A colpire è anche il confronto economico, con una capacità quasi paragonabile a quella dello Space Launch System della NASA, il nuovo New Glenn 9×4 costerebbe probabilmente meno di un decimo dei circa 2,2 miliardi stimati per ogni lancio dell’SLS; una differenza che, da sola, dice molto di come potrebbe cambiare il panorama del trasporto orbitale nei prossimi anni.

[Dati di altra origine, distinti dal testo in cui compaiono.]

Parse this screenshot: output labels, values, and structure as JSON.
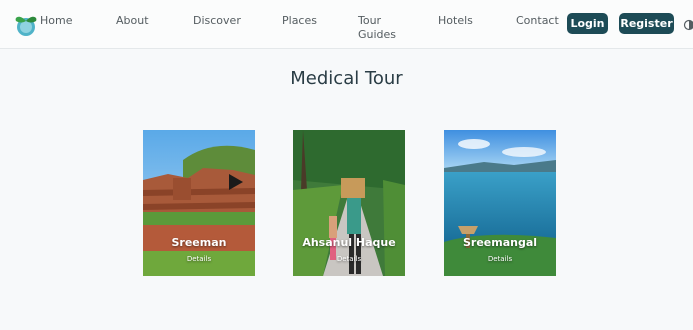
{
  "nav": {
    "links": [
      "Home",
      "About",
      "Discover",
      "Places",
      "Tour Guides",
      "Hotels",
      "Contact"
    ],
    "login_label": "Login",
    "register_label": "Register",
    "logo_icon": "leaf-globe-logo",
    "theme_icon": "theme-toggle-icon"
  },
  "main": {
    "title": "Medical Tour",
    "cards": [
      {
        "title": "Sreeman",
        "details_label": "Details",
        "image": "brick-ruins-photo"
      },
      {
        "title": "Ahsanul Haque",
        "details_label": "Details",
        "image": "village-road-photo"
      },
      {
        "title": "Sreemangal",
        "details_label": "Details",
        "image": "lake-photo"
      }
    ]
  },
  "colors": {
    "button_bg": "#1d4b56",
    "title_text": "#2a3d45",
    "nav_text": "#555d61"
  }
}
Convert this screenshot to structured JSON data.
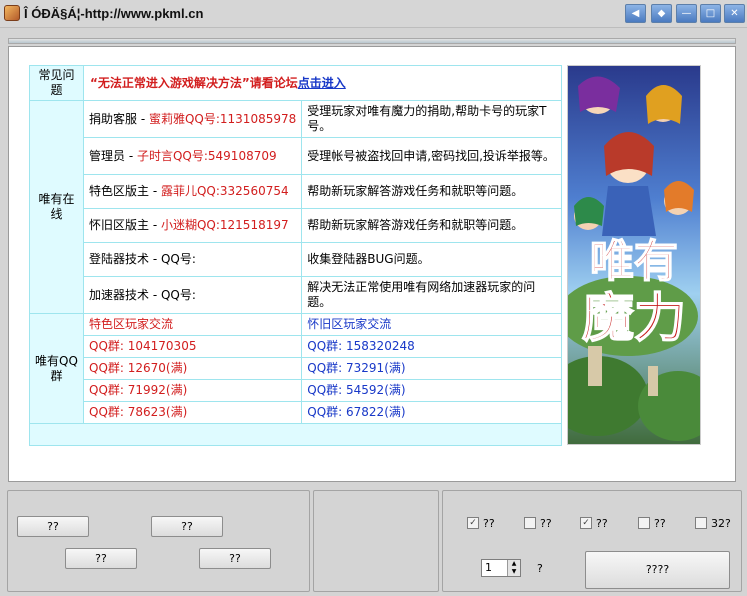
{
  "window": {
    "title": "Î ÓÐÄ§Á¦-http://www.pkml.cn",
    "controls": [
      "◀",
      "◆",
      "—",
      "□",
      "✕"
    ]
  },
  "notice": {
    "label": "常见问题",
    "text": "“无法正常进入游戏解决方法”请看论坛",
    "link": "点击进入"
  },
  "online": {
    "label": "唯有在线",
    "rows": [
      {
        "role": "捐助客服 - ",
        "contact": "蜜莉雅QQ号:1131085978",
        "desc": "受理玩家对唯有魔力的捐助,帮助卡号的玩家T号。"
      },
      {
        "role": "管理员 - ",
        "contact": "子时言QQ号:549108709",
        "desc": "受理帐号被盗找回申请,密码找回,投诉举报等。"
      },
      {
        "role": "特色区版主 - ",
        "contact": "露菲儿QQ:332560754",
        "desc": "帮助新玩家解答游戏任务和就职等问题。"
      },
      {
        "role": "怀旧区版主 - ",
        "contact": "小迷糊QQ:121518197",
        "desc": "帮助新玩家解答游戏任务和就职等问题。"
      },
      {
        "role": "登陆器技术 - QQ号:",
        "contact": "",
        "desc": "收集登陆器BUG问题。"
      },
      {
        "role": "加速器技术 - QQ号:",
        "contact": "",
        "desc": "解决无法正常使用唯有网络加速器玩家的问题。"
      }
    ]
  },
  "groups": {
    "label": "唯有QQ群",
    "left_title": "特色区玩家交流",
    "right_title": "怀旧区玩家交流",
    "left": [
      "QQ群: 104170305",
      "QQ群: 12670(满)",
      "QQ群: 71992(满)",
      "QQ群: 78623(满)"
    ],
    "right": [
      "QQ群: 158320248",
      "QQ群: 73291(满)",
      "QQ群: 54592(满)",
      "QQ群: 67822(满)"
    ]
  },
  "poster": {
    "text_top": "唯有",
    "text_bottom": "魔力"
  },
  "bottom": {
    "left_buttons": [
      "??",
      "??",
      "??",
      "??"
    ],
    "checks": [
      {
        "label": "??",
        "checked": true
      },
      {
        "label": "??",
        "checked": false
      },
      {
        "label": "??",
        "checked": true
      },
      {
        "label": "??",
        "checked": false
      },
      {
        "label": "32?",
        "checked": false
      }
    ],
    "spinner_value": "1",
    "spinner_label": "?",
    "start_button": "????"
  }
}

Due varianti, una strategia comune

Blue Origin ha confermato che le versioni 7×2 e 9×4 voleranno in parallelo, una scelta che mira a offrire ai clienti più flessibilità nell’assegnazione delle missioni: dalle mega costellazioni alle missioni lunari, passando per carichi utili nazionali ad alta priorità come il programma Golden Dome. Affiancare due veicoli permette anche di ottimizzare la produzione, scalare la cadenza di lancio e gestire in modo più efficiente i calendari delle missioni, evitando colli di bottiglia operativi.

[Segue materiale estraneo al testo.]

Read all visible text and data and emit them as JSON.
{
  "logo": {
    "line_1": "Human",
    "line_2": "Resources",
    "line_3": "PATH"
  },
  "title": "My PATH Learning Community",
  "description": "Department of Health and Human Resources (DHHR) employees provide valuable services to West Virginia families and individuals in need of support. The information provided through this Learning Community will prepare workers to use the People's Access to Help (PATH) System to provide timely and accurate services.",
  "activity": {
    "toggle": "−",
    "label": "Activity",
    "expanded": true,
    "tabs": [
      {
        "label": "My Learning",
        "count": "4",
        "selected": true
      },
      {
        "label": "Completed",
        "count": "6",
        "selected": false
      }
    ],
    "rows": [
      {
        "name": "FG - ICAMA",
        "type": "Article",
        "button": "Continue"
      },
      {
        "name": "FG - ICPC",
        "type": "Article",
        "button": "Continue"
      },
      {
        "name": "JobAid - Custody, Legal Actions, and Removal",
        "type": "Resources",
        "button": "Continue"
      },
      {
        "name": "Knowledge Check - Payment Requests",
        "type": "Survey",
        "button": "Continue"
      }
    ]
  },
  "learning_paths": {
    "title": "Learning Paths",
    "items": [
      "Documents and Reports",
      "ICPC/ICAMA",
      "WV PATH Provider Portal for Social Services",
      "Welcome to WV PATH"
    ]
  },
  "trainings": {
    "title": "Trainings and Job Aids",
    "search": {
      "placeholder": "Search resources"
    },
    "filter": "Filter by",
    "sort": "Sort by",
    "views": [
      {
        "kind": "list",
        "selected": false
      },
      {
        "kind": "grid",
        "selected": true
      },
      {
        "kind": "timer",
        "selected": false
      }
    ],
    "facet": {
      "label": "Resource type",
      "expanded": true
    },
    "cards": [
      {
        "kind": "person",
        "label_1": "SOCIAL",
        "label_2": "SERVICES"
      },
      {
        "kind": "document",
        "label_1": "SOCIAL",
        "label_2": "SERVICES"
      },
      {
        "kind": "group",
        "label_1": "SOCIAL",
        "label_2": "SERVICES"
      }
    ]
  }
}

Nel frattempo, l’azienda continua a lavorare su tecnologie complementari, come un aerofreno dispiegabile su larga scala pensato per l’atterraggio di carichi pesanti su Marte o per il rientro controllato di payload dalla Luna; un progetto che, in prospettiva, potrebbe aprire la strada a missioni robotiche più ambiziose e a soluzioni alternative per il recupero di materiale scientifico.

L’impressione generale è che Blue Origin abbia finalmente premuto sull’acceleratore, merito del cambio di cultura introdotto da Dave Limp, che ha sostituito Bob Smith dopo anni di lentezza operativa nonostante i massicci investimenti di Jeff Bezos. Limp, arrivato direttamente da Amazon, sta spingendo per una transizione da azienda di ricerca e sviluppo ad azienda di produzione e sviluppo spaziale, con obbiettivi più concreti e tempistiche più stringenti.

I risultati iniziano a vedersi, due lanci del New Glenn in poche settimane, annunci in rapida sequenza, piani chiari e soprattutto test e dimostrazioni che mostrano un velivolo sempre più maturo; ovviamente non siamo ancora al traguardo, come lo stesso CEO ha precisato, ma la direzione intrapresa sembra finalmente quella che molti osservatori aspettavano da anni. Se Blue Origin manterrà questa velocità, il futuro del trasporto spaziale potrebbe diventare molto più competitivo di quanto immaginato finora.